A própria escola, que sempre cumpriu uma função de “dessocialização” dos sujeitos e de
sua ressocialização posterior; de desterritorialização e reterritorialização; de apagamento das
marcas comunitárias para inscrever no corpo dos sujeitos as novas marcas de um universal
supostamente sem cor, sem sexo, se idade, sem nação, sem desejo, sem política... esta mesma
escola, sempre foi também, de algum modo, contextualizada. Mas foi contextualizada por
uma espécie de inevitabilidade. Pois é por esta razão também que a questão da
contextualização do ensino faz sentido. Mesmo sabendo que qualquer experiência escolar
dessocializa para ressocializar em seguida, (e não haveria um modo de fazer com que a
escola mantivesse os seus sujeitos no mesmo lugar), entendemos que há a possibilidade de
esta ressocialização não ser simplesmente de apagamento das marcas de pertencimento. A
educação contextualizada opta por partir dos contextos, como universos de sentido, para
tematizá-los e reconstruí-los, mas apenas na medida em que a direção desta ressocialização
seja a direção dos projetos individuais e coletivos que visem a algum tipo de emancipação.

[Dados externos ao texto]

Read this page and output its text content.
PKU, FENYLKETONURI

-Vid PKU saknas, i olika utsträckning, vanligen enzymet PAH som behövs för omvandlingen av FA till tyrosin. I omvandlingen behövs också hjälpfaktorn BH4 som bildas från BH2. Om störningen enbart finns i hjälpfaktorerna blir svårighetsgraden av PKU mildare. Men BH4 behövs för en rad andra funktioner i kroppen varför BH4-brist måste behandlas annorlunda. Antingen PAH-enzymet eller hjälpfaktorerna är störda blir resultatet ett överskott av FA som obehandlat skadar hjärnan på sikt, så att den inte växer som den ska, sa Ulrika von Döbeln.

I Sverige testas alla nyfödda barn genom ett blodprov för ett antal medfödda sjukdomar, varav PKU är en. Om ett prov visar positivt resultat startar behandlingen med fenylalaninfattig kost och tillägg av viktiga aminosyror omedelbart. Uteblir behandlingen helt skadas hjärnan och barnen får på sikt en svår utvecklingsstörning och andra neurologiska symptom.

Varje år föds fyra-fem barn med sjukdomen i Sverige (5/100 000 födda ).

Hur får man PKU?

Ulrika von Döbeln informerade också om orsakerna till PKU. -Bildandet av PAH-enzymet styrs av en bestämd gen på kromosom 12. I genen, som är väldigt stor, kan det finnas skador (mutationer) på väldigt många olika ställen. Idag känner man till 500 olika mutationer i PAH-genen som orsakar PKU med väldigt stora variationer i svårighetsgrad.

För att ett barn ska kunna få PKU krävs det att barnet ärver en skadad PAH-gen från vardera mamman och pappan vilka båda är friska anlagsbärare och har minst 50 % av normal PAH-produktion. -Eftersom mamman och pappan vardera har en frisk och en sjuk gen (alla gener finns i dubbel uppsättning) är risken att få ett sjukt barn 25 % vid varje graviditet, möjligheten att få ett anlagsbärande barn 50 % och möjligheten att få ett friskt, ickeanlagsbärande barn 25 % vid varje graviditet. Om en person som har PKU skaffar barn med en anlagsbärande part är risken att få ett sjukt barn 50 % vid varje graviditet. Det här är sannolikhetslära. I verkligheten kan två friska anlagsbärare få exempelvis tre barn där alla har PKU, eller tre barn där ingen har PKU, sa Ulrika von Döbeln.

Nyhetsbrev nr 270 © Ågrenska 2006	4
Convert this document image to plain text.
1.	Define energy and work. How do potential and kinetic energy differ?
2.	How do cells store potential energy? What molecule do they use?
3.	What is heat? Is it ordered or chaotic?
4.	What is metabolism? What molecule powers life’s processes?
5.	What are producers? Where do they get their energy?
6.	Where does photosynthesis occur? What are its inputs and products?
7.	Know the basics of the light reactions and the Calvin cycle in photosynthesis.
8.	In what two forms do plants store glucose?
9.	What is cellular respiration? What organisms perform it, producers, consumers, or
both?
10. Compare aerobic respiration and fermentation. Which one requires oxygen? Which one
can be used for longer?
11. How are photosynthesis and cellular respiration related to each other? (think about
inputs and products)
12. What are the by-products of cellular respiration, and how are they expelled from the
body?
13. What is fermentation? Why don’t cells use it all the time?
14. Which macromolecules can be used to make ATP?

Temos afirmado que a escola vem sendo transformada e que os melhores exemplos de sua
transformação são as experiências cujos Itinerários Pedagógicos encaram a realidade local
como foco das tematizações e que transitam entre a escola e seu entorno (seu contexto) para
permitir que outros novos conhecimentos sejam viabilizados a partir da escola, num
movimento que tem, em alguns lugares, este itinerário definido pelos esquemas “ver-julgar-
agir” ou “ação-reflexão-ação”, etc. Boa parte deste movimento se ampara naquilo que Paulo
Freire propôs, particularmente no capítulo 3 de Pedagogia do Oprimido, como pesquisas
dialógicas de “universos temáticos”, visando à detecção das “situações-limites” e a
constituição dos “temas geradores” (FREIRE, 1987).
A educação contextualizada anda nesta direção para fazer com que os processos escolares
pisem o chão. Toquem-no e se disponham a transformá-lo. Pode ser isto! E pode ser muito
mais do que isto! As opções são tantas e elas permanecem sempre em aberto! De qualquer
modo, no nosso caso, um dos modos de contextualizar a educação é submetê-la à
problemática do Semi-Árido Brasileiro (SAB) para construir formas de “convivência com o
Semi-Árido”, ou seja, formas de produção da existência que sejam economicamente viáveis,
socialmente equitativas e ecologicamente equilibradas, já que nosso esforço em ampliar as
oportunidades de educação das pessoas nutre-se da esperança de que esta educação
transforme para melhor suas vidas e o meio em que vivem.
A questão aqui é ter a capacidade de antecipar a mudança e de definir pelo menos parte de
seus rumos – já que há sempre uma zona de incerteza, um corpo sem órgão a produzir outras
direções. A questão aqui é não ficar à mercê das formas de nomeação que nos forçam a nos
tratarmos a nós mesmos como Outros. Neste sentido a educação contextualizada deveria
saber tirar proveito da diversidade e da contemporaneidade para pensar saídas muito mais
criativas para a produção da vida, cujos materiais se encontram no próprio cotidiano onde
estão os sujeitos dos processos que animamos. Deveríamos nos qualificar mais e melhor para
gestar novos contextos de vida, com mais diversidade, com mais alegria e arte! Inventar
saídas criativas com os materiais que o mundo oferece, em cada lugar. A educação
contextualizada deveria, portanto, ser este espaço de preparação para “cavucar” o chão e
“tirar leite de pedra” no melhor dos estilos. Para andar na frente!